President Aquino would understandably be compelled by domestic considerations to push for an independent investigation of the Tubbataha incident. This should cover the reason why the minesweeper ventured into the protected Tubbataha waters, whether its captain culpably obstructed the work of the Marine Park Rangers, and the extent of the damage incurred on the Reefs. Should the result of this investigation warrants, the captain of the ship must be held accountable, and the United States should properly compensate for the damage its minesweeper has incurred on a Philippine national treasure. After that, both sides should constructively explore ways to avoid similar incidents in the future.
Ambassador Thomas, on the other hand, must convince his government that, as an ally, the United States must help President Aquino by cooperating with the investigation and respecting its findings.
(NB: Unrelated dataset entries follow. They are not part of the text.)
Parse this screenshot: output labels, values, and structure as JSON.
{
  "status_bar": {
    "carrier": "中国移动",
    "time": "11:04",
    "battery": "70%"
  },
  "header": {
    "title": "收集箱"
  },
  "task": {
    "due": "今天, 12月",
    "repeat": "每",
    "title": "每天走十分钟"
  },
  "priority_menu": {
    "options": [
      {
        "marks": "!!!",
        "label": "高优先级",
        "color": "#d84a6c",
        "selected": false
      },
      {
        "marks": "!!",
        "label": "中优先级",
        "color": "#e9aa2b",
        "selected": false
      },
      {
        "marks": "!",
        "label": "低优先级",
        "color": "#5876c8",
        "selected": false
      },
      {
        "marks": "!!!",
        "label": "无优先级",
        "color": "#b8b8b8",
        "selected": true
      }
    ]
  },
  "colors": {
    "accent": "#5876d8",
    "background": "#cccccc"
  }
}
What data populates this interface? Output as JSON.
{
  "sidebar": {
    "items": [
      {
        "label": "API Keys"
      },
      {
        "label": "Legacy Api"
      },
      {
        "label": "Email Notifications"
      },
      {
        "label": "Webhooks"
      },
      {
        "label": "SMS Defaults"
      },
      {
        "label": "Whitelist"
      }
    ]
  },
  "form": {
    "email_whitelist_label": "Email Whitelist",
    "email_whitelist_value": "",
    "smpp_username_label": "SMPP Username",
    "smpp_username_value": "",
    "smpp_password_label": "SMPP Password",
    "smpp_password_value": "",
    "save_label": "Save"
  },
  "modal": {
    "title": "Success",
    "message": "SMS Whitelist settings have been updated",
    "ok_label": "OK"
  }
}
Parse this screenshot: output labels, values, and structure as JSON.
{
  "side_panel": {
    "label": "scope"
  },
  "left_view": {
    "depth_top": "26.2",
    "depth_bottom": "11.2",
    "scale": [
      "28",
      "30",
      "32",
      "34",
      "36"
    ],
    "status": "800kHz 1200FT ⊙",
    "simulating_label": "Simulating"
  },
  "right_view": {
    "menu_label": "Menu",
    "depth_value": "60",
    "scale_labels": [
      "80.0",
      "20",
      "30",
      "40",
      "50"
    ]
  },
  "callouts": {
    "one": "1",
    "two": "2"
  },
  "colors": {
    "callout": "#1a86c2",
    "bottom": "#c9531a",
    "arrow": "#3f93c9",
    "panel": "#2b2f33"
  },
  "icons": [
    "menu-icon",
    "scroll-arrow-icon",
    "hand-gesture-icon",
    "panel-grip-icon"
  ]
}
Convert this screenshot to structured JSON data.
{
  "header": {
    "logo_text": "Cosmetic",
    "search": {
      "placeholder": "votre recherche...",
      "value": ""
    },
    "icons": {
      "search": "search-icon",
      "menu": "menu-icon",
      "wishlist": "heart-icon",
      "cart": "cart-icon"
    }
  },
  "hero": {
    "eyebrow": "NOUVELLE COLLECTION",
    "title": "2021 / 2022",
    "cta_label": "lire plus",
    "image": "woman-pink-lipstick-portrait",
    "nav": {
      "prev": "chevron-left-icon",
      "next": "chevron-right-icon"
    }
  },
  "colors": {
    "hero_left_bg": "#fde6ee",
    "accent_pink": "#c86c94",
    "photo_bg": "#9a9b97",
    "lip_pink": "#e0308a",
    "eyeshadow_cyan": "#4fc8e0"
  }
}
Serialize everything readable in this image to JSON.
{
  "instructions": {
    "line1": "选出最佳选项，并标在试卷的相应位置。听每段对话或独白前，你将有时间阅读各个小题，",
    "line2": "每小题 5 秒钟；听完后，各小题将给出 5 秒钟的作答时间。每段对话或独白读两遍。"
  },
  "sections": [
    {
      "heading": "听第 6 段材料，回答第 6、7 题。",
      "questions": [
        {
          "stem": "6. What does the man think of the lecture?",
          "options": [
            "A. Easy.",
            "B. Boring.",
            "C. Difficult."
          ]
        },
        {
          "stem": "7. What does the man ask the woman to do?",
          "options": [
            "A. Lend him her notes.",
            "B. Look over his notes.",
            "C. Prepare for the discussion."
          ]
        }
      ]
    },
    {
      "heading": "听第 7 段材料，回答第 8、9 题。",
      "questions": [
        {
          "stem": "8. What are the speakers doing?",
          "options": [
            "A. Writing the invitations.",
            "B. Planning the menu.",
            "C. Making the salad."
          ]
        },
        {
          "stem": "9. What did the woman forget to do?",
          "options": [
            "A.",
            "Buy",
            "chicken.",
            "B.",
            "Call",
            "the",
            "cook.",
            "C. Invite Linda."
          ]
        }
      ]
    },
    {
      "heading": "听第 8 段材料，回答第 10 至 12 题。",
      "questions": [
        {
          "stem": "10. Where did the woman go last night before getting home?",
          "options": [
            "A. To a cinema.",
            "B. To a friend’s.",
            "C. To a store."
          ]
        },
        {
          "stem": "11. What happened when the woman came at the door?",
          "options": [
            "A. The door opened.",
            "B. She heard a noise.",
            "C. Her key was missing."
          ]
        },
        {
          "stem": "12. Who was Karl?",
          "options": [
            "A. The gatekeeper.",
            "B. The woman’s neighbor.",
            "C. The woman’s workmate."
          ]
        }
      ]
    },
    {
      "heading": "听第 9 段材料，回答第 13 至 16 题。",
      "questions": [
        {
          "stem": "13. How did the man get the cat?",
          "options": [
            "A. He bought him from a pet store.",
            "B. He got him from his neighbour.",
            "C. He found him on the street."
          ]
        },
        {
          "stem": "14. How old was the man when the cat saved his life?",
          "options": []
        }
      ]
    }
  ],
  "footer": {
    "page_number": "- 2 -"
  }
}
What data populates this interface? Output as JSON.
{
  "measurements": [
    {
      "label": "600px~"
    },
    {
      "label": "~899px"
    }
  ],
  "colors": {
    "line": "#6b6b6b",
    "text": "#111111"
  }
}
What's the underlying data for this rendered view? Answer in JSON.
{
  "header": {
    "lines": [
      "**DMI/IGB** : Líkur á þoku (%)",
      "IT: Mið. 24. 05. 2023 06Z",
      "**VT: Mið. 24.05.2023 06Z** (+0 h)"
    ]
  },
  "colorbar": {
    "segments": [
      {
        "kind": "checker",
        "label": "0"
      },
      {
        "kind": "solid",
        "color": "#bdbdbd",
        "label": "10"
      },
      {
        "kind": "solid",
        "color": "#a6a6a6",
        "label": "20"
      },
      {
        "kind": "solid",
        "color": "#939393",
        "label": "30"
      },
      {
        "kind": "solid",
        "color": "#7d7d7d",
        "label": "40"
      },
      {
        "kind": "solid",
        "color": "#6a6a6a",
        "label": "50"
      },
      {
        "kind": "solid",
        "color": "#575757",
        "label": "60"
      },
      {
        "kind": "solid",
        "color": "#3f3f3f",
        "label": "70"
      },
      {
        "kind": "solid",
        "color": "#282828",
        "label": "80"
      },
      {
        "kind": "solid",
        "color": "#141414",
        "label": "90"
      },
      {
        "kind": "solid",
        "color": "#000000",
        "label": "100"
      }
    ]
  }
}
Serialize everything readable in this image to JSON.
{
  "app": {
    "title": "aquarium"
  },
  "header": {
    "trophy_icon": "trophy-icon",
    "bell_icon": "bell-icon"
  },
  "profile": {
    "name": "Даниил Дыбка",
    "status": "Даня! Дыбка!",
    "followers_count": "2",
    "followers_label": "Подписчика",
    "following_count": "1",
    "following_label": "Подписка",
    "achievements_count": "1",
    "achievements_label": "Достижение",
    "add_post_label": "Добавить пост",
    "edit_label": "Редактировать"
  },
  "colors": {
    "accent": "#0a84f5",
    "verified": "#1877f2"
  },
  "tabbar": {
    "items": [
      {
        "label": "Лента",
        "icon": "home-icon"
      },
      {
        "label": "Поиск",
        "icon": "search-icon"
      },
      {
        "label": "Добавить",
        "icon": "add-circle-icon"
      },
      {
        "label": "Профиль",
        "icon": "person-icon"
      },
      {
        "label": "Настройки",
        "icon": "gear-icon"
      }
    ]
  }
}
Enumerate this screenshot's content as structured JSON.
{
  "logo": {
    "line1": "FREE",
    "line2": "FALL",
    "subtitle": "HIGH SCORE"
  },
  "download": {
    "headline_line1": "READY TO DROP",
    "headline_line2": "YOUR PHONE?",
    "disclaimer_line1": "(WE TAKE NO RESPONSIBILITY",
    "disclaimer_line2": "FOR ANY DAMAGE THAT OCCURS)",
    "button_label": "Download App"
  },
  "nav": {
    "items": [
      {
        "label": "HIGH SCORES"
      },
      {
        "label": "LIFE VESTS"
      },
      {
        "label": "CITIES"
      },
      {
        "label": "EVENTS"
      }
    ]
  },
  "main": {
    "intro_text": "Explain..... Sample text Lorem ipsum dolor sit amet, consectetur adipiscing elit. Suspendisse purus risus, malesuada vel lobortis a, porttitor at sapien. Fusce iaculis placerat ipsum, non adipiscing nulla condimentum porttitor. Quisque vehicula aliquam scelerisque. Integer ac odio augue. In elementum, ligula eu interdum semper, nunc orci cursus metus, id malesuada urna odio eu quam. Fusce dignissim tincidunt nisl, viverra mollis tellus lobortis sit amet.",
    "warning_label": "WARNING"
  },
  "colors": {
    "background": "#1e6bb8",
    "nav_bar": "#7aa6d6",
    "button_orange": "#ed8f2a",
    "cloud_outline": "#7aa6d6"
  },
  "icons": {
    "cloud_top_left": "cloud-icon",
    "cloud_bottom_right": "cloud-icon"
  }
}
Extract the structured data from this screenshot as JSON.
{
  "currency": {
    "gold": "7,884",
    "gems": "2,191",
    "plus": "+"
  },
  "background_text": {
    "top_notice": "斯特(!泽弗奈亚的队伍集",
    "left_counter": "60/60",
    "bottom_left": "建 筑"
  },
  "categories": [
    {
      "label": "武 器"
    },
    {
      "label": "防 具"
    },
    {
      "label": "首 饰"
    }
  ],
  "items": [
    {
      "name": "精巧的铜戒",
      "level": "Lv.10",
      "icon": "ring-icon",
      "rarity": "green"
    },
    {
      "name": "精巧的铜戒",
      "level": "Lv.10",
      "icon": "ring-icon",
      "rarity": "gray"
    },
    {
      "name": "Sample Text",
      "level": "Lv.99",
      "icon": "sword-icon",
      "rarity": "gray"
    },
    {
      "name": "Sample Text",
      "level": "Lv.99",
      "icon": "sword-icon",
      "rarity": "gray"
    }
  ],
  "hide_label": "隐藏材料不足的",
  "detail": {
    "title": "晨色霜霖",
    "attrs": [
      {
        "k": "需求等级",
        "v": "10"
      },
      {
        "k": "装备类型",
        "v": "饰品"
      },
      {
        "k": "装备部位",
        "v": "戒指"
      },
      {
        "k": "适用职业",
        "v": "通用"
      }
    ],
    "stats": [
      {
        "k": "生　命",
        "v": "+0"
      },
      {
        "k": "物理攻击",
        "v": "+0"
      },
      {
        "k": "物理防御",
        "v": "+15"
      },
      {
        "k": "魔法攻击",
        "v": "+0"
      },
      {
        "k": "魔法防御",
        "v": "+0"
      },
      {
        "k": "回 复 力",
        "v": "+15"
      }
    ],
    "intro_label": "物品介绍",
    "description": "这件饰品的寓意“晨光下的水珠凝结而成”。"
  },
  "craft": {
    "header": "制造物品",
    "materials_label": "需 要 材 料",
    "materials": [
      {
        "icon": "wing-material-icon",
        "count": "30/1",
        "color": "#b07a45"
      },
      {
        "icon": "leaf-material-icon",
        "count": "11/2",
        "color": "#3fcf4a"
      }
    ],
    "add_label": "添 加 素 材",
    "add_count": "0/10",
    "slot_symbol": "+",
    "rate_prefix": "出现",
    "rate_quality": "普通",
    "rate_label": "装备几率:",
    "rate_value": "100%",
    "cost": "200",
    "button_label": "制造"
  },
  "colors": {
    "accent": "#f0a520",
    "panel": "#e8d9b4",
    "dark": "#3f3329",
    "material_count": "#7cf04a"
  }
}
Failure to do so could make it difficult for the Philippine government to defend the VFA domestically, and perhaps make it easy for China to drive a wedge between the two allies.
The onus is, on one hand, for the Aquino administration to demonstrate that it can properly balance the country’s national interest of protecting the Reefs against its strategic interest of keeping its alliance with the United States strong; and, on the other hand, for the American government to demonstrate the extent of its respect for Philippine sovereignty.
In an editorial last week, the Inquirer has argued that, should the United States opt not to cooperate with any investigation, the Philippines should mobilize the international environmental lobby, including its American offshoots, to force Washington to cooperate. I see no reason why this should not be done. Still, it should not have to come to that. Ultimately, the bedrock of Philippine-American alliance is good faith and confidence between Manila and Washington, the maintenance of which is in the interest of both countries.